第2話 喪女と料理
腹の虫が夜の8時を告げる。相変わらずひとりぼっちの土曜日。しかし、今日の私は今までとはひと味違う。なぜなら、冷蔵庫の中にスーパーで買ってきた鶏肉があるから。
料理の姐御「りょうこ」と出会ってから、1ヶ月が経っていた。
今日はりょうこの動画で観た、美味しそうなグリルチキンを自分でも作ってみようと思って、張り切って鶏肉を買ってきたのだった。
りょうこは料理系YouTuberなのに、酒飲み系YouTuberでもある。『危ないから良い子のみんなは真似しちゃダメよ(はぁと』なんて、時々つやっつやのお色気ボイスでしゃべりながら、いったん調理が始まるとクソ高いテンションでしゃべりまくりながら、でっかいグラスでガンガン酒を飲み干していく。
ついでに、おっぱいはでかいし、ウエストはめちゃくちゃ細いし、わざわざそれを強調するような服を着ている。エロい。
あのスタイルの良いボディのどこにあの酒が入っていくのか、本当に不思議でならないのだけど、とにかくその飲みっぷりと、できあがる料理と、両方から目が離せないのだ。
腹が減ってそろそろ我慢の限界だ。私は、りょうこのおっぱいを堪能、じゃない、グリルチキンの作り方を復習することにした。工程は昨日も動画で観ておいたけれど、私は頭が悪いので、こうして直前にまた見返さないと作れないのだ。

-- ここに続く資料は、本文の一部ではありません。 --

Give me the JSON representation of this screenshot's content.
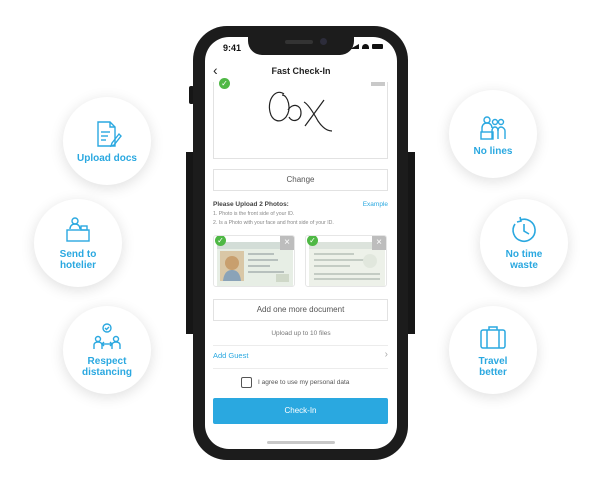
{
  "features_left": [
    {
      "label_lines": [
        "Upload docs"
      ],
      "icon": "upload-docs-icon"
    },
    {
      "label_lines": [
        "Send to",
        "hotelier"
      ],
      "icon": "hotel-reception-icon"
    },
    {
      "label_lines": [
        "Respect",
        "distancing"
      ],
      "icon": "distancing-icon"
    }
  ],
  "features_right": [
    {
      "label_lines": [
        "No lines"
      ],
      "icon": "group-queue-icon"
    },
    {
      "label_lines": [
        "No time",
        "waste"
      ],
      "icon": "timer-icon"
    },
    {
      "label_lines": [
        "Travel",
        "better"
      ],
      "icon": "suitcase-icon"
    }
  ],
  "status_bar": {
    "time": "9:41"
  },
  "app": {
    "title": "Fast Check-In",
    "change_label": "Change",
    "upload_heading": "Please Upload 2 Photos:",
    "example_label": "Example",
    "hint1": "1. Photo is the front side of your ID.",
    "hint2": "2. Is a Photo with your face and front side of your ID.",
    "add_doc_label": "Add one more document",
    "upload_limit": "Upload up to 10 files",
    "add_guest_label": "Add Guest",
    "agree_label": "I agree to use my personal data",
    "checkin_label": "Check-In"
  },
  "colors": {
    "accent": "#2aa8e0",
    "check_green": "#4fb845"
  }
}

この日のために、オレガノなんていう、初めて買う調味料も買ったし、普段眠らせていたトースターもちゃんと掃除しておいて、準備はばっちりだ。
早速、姐御の動画のとおりに、調理を開始した。
オリーブオイルを塗って、黒こしょうにオレガノ、塩をまぶして、オーブントースターに入れて……。
姐御の言葉は、料理初心者の私にもわかりやすく届いた。人間は8%くらいの塩分濃度を美味しいと感じるらしいけど、酒飲みの姐御は、10%くらいが好きらしいと言っていた。
私も姐御の好みに合わせて、私も10%の塩分濃度にしてみた。
あっという間に焼き時間が過ぎて、良い匂いがしてきた。慌てて肉を取り出す。
動画だと包丁で切っていたけど、喪女だからそのまま皿の上に載せていいだろう。一人でナイフで切っていただくことにする。
姐御はハイボールを飲んでいたけど、私は冷蔵庫にあったビールをお供にする。これだからデブるんだよな、なんて思いながら、腹の肉をつまむ。
明日からは、ハイボールにしようかな。そんなことを思う。
焼きたてのグリルチキンをフォークでおさえ、ナイフを入れる。食事でナイフとフォークを使うなんて、すごく久しぶりだ。それはともかく。
皮がパリッパリだった。
……くっそ、うますぎる。
一人きりの静かな部屋に、パリ、パリ、もしゃもしゃ、という、私の咀嚼音だけが響く。それはしあわせの音だった。
でもなんとなくBGMがほしくなったので、姐御が食べているのを観ながら一緒に食べた。
でも、なんでだろう。ぽた、ぽたと、ちゃぶ台の上に雫が垂れる。
ほんとに、なんでなんだろう。
姐御のつやつやの声が気持ちよく響いている。それだけが救いで。
私は貪るようにグリルチキンを食べた。チキンと米とビールをおかわりしながら、姐御の動画を、お代わりし続けたのだった。